Para ele, a chamada terceira revolução industrial, essa que trouxe os computadores, celulares e quejandos, tem importância menor do que a segunda. Essa, sim, desde o final do século 19, modificou definitivamente o modo de viver, com a eletricidade, água encanada, o automóvel, o telefone, o avião.
Apesar da avalanche cotidiana de novos produtos, a mudança que veio com a digitalização tem um ritmo mais lento, menos abrangente, mais concentrado em entretenimento e comunicação, defende o autor. "Queríamos carros voadores, mas, em vez disso, temos 140 caracteres" – já disse o empresário norte-americano Peter Thiel.
Ou, como afirmou o jornalista Robert Cringely, "se o automóvel tivesse seguido o mesmo desenvolvimento que o computador, um Roll Royce custaria hoje US$ 100, rodaria um milhão de milhas com um galão e explodiria uma vez por ano com todo mundo dentro".
Com toques assim de crítica, ceticismo e bom humor, o livro vai do campo de batalha da Guerra Civil, onde os soldados experimentaram inovações como o leite condensado, até o lançamento do último iPhone.

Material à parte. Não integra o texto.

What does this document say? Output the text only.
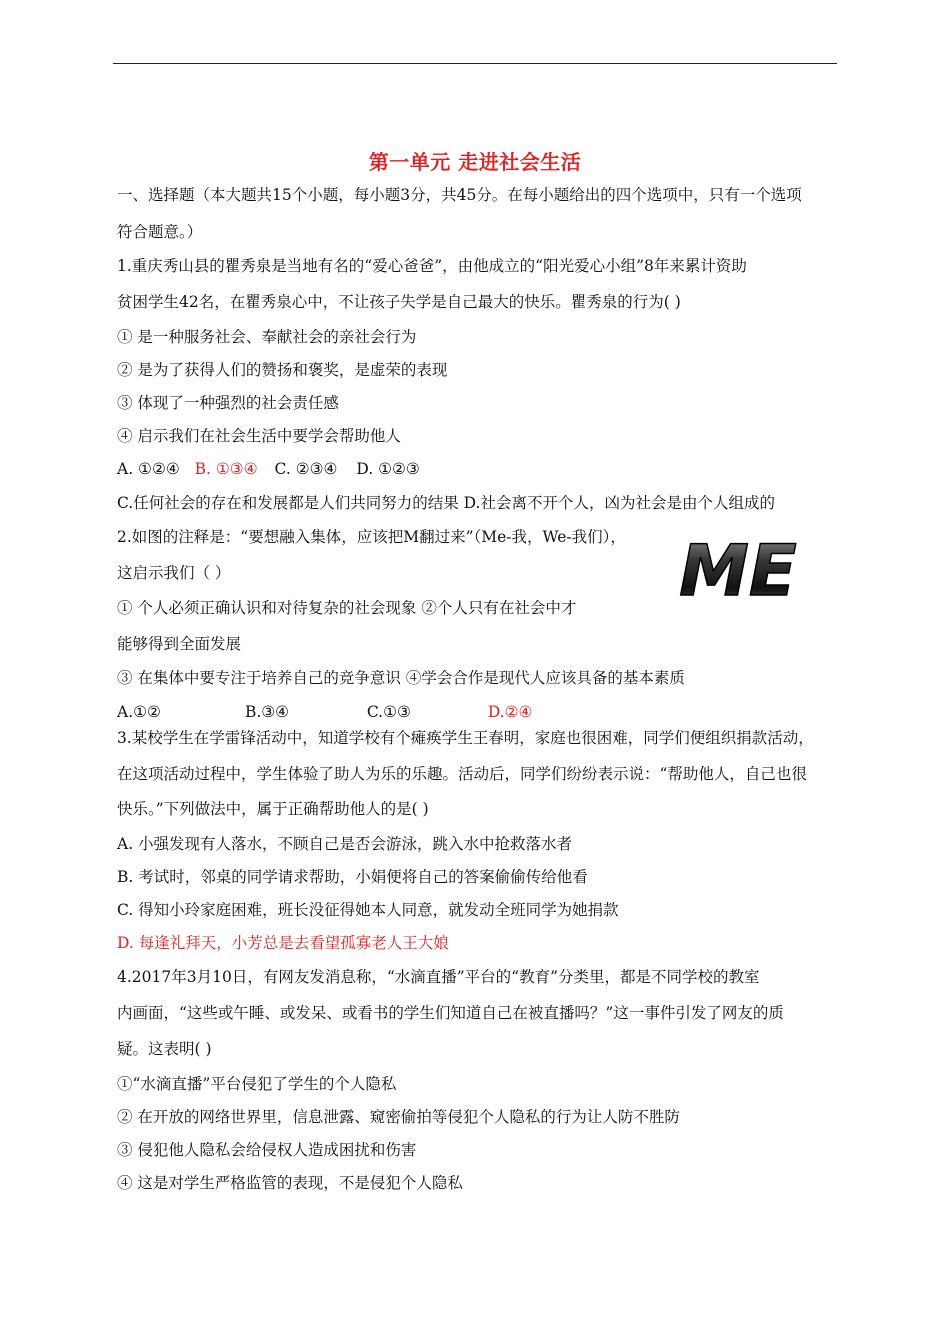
第一单元 走进社会生活
一、选择题（本大题共15个小题，每小题3分，共45分。在每小题给出的四个选项中，只有一个选项
符合题意。）
1.重庆秀山县的瞿秀泉是当地有名的“爱心爸爸”，由他成立的“阳光爱心小组”8年来累计资助
贫困学生42名，在瞿秀泉心中，不让孩子失学是自己最大的快乐。瞿秀泉的行为( )
① 是一种服务社会、奉献社会的亲社会行为
② 是为了获得人们的赞扬和褒奖，是虚荣的表现
③ 体现了一种强烈的社会责任感
④ 启示我们在社会生活中要学会帮助他人
A. ①②④ B. ①③④ C. ②③④ D. ①②③
C.任何社会的存在和发展都是人们共同努力的结果 D.社会离不开个人，凶为社会是由个人组成的
2.如图的注释是：“要想融入集体，应该把M翻过来”（Me-我，We-我们），
这启示我们（ ）	ME
① 个人必须正确认识和对待复杂的社会现象 ②个人只有在社会中才
能够得到全面发展
③ 在集体中要专注于培养自己的竞争意识 ④学会合作是现代人应该具备的基本素质
A.①②	B.③④	C.①③	D.②④
3.某校学生在学雷锋活动中，知道学校有个瘫痪学生王春明，家庭也很困难，同学们便组织捐款活动，
在这项活动过程中，学生体验了助人为乐的乐趣。活动后，同学们纷纷表示说：“帮助他人，自己也很
快乐。”下列做法中，属于正确帮助他人的是( )
A. 小强发现有人落水，不顾自己是否会游泳，跳入水中抢救落水者
B. 考试时，邻桌的同学请求帮助，小娟便将自己的答案偷偷传给他看
C. 得知小玲家庭困难，班长没征得她本人同意，就发动全班同学为她捐款
D. 每逢礼拜天，小芳总是去看望孤寡老人王大娘
4.2017年3月10日，有网友发消息称，“水滴直播”平台的“教育”分类里，都是不同学校的教室
内画面，“这些或午睡、或发呆、或看书的学生们知道自己在被直播吗？”这一事件引发了网友的质
疑。这表明( )
①“水滴直播”平台侵犯了学生的个人隐私
② 在开放的网络世界里，信息泄露、窥密偷拍等侵犯个人隐私的行为让人防不胜防
③ 侵犯他人隐私会给侵权人造成困扰和伤害
④ 这是对学生严格监管的表现，不是侵犯个人隐私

O foco do autor, professor de ciências sociais da Universidade de Northwestern, é o cotidiano.
Da moda dos vestidos importados da Europa – como os de Scarlett O'Hara nos primórdios de "...E o Vento Levou"– ele salta para as vendas de catálogo – embriões de megas cadeias varejistas –, passando pelas oficinas de trabalho análogo à escravidão.
Vestuário, habitação, saúde, alimentação, educação, transporte, entretenimento, jornalismo – uma variedade de temas é esmiuçada. Há dados para todos os gostos: sobre consumo de calorias, horas trabalhadas, tempo gasto com lazer, viagens de trem e de avião. Por vezes, o leitor se sente quase afogado em tantos números.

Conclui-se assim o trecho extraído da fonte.